Saturday, April 27, 2013

Going to a foreign land

Almost 4 years ago (4 years this July actually) I first came to kenya.  My life was definitely changed since that trip in 2009.  My eyes were opened.  Not only to the way of life in Kenya, but my eyes were opened to my own life as well.  Past hurts that I was running away from finally caught up to me in one conversation.  Suddenly, there was a choice.  As Andy Dufrense says in Shawshank Redemption, it was time to get buys living or get busy dying.  I chose to get busy living.  And my life has been changed drastically.  I came back to Kenya 15 months later already changed.  almost 11 months after that, I came back a third time to kenya.  Instead of a short trip for two weeks, I left my comfortable job and stayed for 6 months.  Six months hanging out with kids on the street.  I was busy living.  And it felt great.

Six months ago now, I came back to Kenya.  Has it really been six months already?  It sure doesn't feel that long!  Six months ago.  I came to a country that I've grown to call home.  Six months has come and gone.  It's Saturday afternoon as I sit and type this on top of the Mid-Africa Hotel in Kitale enjoying my day off.  The food at this place is not the greatest by any means.  Maybe that's why I chose to have lunch elsewhere...But the view...I love the view!  I sit here knowing that on Monday I'll be getting on a matatu driving to Nairobi to catch my midnight flight back to the US.  But this time, it's different.  I've spent enough time "testing the waters" in Kenya.  I spent the past 6 months on a trial period with In Step.  Six months later and I've made a firm commitment to being here.  It's where I belong.  It doesn't mean that I don't miss family and friends back in the US - I do miss them.  In his autobiography (which I highly suggest to anyone), Bear Grylls says, "The reality was that it wasn't a hard decision for me to make.  Deep down in my bones, I just knew that it was the right thing to do: to go for it".  I can't remember what exciting thing that he was talking about.  But that strikes home with me.  It's hard to leave people behind.  But at the end of the day, it's the right thing to do.  And I know that.  I was busy dying for too many years.  Doing things that I wasn't truly passionate about.  Now, I'm busy living.  I'm working with kids that I truly care about.  I love each and every one of the children at In Step.

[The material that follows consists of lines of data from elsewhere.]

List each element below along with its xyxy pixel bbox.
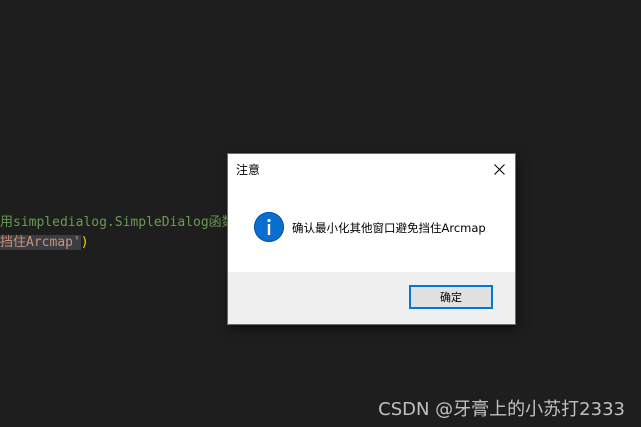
close-icon [493, 163, 505, 175]
code-comment-line: 用simpledialog.SimpleDialog函数 [0, 215, 235, 230]
close-button[interactable] [483, 154, 515, 184]
code-string-line: 挡住Arcmap') [0, 234, 89, 252]
info-icon [254, 212, 284, 242]
ok-button-label: 确定 [440, 291, 462, 304]
code-string-literal: 挡住Arcmap' [0, 235, 81, 250]
dialog-title: 注意 [236, 163, 261, 177]
code-closing-paren: ) [80, 235, 89, 250]
message-dialog: 注意 确认最小化其他窗口避免挡住Arcmap 确定 [228, 154, 515, 324]
dialog-message: 确认最小化其他窗口避免挡住Arcmap [292, 221, 486, 235]
watermark: CSDN @牙膏上的小苏打2333 [378, 399, 625, 420]
dialog-footer: 确定 [228, 272, 515, 324]
dialog-titlebar[interactable]: 注意 [228, 154, 515, 184]
dialog-content: 确认最小化其他窗口避免挡住Arcmap [228, 184, 515, 272]
ok-button[interactable]: 确定 [409, 285, 493, 309]
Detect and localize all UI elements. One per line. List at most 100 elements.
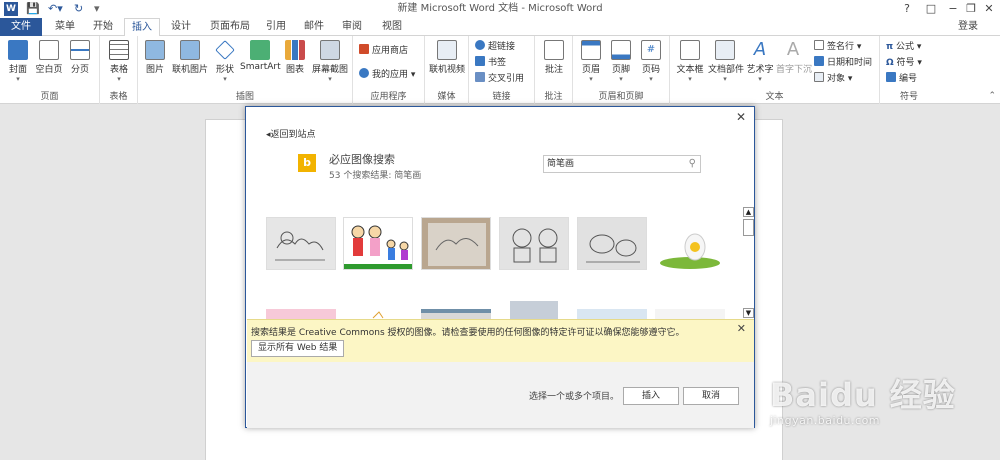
shapes-button[interactable]: 形状 ▾ (212, 40, 238, 88)
animal-sketch-image (578, 218, 646, 269)
online-video-button[interactable]: 联机视频 (428, 40, 466, 88)
header-button[interactable]: 页眉 ▾ (577, 40, 605, 88)
numbering-icon (886, 72, 896, 82)
chart-label: 图表 (285, 65, 304, 75)
tab-menu[interactable]: 菜单 (48, 18, 82, 36)
group-comments: 批注 批注 (535, 36, 573, 104)
image-result[interactable] (343, 217, 413, 270)
smartart-button[interactable]: SmartArt (240, 40, 281, 88)
bird-sketch-image (372, 311, 384, 319)
text-box-button[interactable]: 文本框 ▾ (674, 40, 706, 88)
online-pictures-button[interactable]: 联机图片 (170, 40, 210, 88)
save-icon[interactable]: 💾 (26, 2, 40, 16)
image-result[interactable] (577, 217, 647, 270)
my-apps-button[interactable]: 我的应用 ▾ (359, 68, 415, 82)
page-number-button[interactable]: # 页码 ▾ (637, 40, 665, 88)
cross-reference-button[interactable]: 交叉引用 (475, 72, 524, 86)
online-video-label: 联机视频 (428, 65, 465, 75)
hyperlink-icon (475, 40, 485, 50)
search-input[interactable]: 简笔画 ⚲ (543, 155, 701, 173)
results-scrollbar[interactable]: ▲ ▼ (743, 207, 755, 319)
wordart-icon: A (753, 39, 767, 60)
numbering-button[interactable]: 编号 (886, 72, 917, 86)
tab-view[interactable]: 视图 (376, 18, 408, 36)
cancel-button[interactable]: 取消 (683, 387, 739, 405)
image-result[interactable] (510, 301, 558, 319)
page-break-button[interactable]: 分页 (66, 40, 94, 88)
show-all-web-results-button[interactable]: 显示所有 Web 结果 (251, 340, 345, 357)
table-button[interactable]: 表格 ▾ (105, 40, 133, 88)
blank-page-button[interactable]: 空白页 (34, 40, 64, 88)
dialog-close-button[interactable]: ✕ (734, 110, 748, 124)
date-time-button[interactable]: 日期和时间 (814, 56, 872, 70)
search-icon[interactable]: ⚲ (689, 156, 696, 172)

Like I said, Kenya has become a home to me.  It's no longer a foreign land on the other side of the world.  It's where I live.  Sometimes I forget that.  It usually hits me on my day off.  When I get on my motorcycle and ride into town.  I catch a glimpse of myself in the side view mirror and all of a sudden remember that I live in Africa!  Heading to the US on Monday feels foreign to me.  Being back in the US for several months last year was often times difficult.  If I'm honest with myself, I'm scared!  I'm scared because I don't know that I fully "fit in" anymore.  Simple things like driving.  I'm so used to sitting on the right side of the car to drive and driving on the left of the road.  Big things like what we so often refer to as "first world problems" - Starbucks got my drink wrong.  Storm knocked the power out.  Traffic is bad.  Things like that.  Strange that as I get ready for a trip - a visit? - to the US (sounds weird to say that) I feel like I'm heading to a foreign land.

Yet, I'm excited too.  I hadn't planned on going back this soon.  I had wanted to spend a year here first. Unfortunately, due to some issues with Kenyan Immigration, I cannot get my work permit yet.  So back to the US I go for a couple of weeks.  While I hadn't planned on it, I am excited to see friends and family.  I'm excited to be able to go to my home church and here the message live rather than via podcast.  I know that it's going to be a busy week.  I know that I won't get to see everyone that I would like to see.  But there's always next time too.

Fears and excitements aside, see you soon America.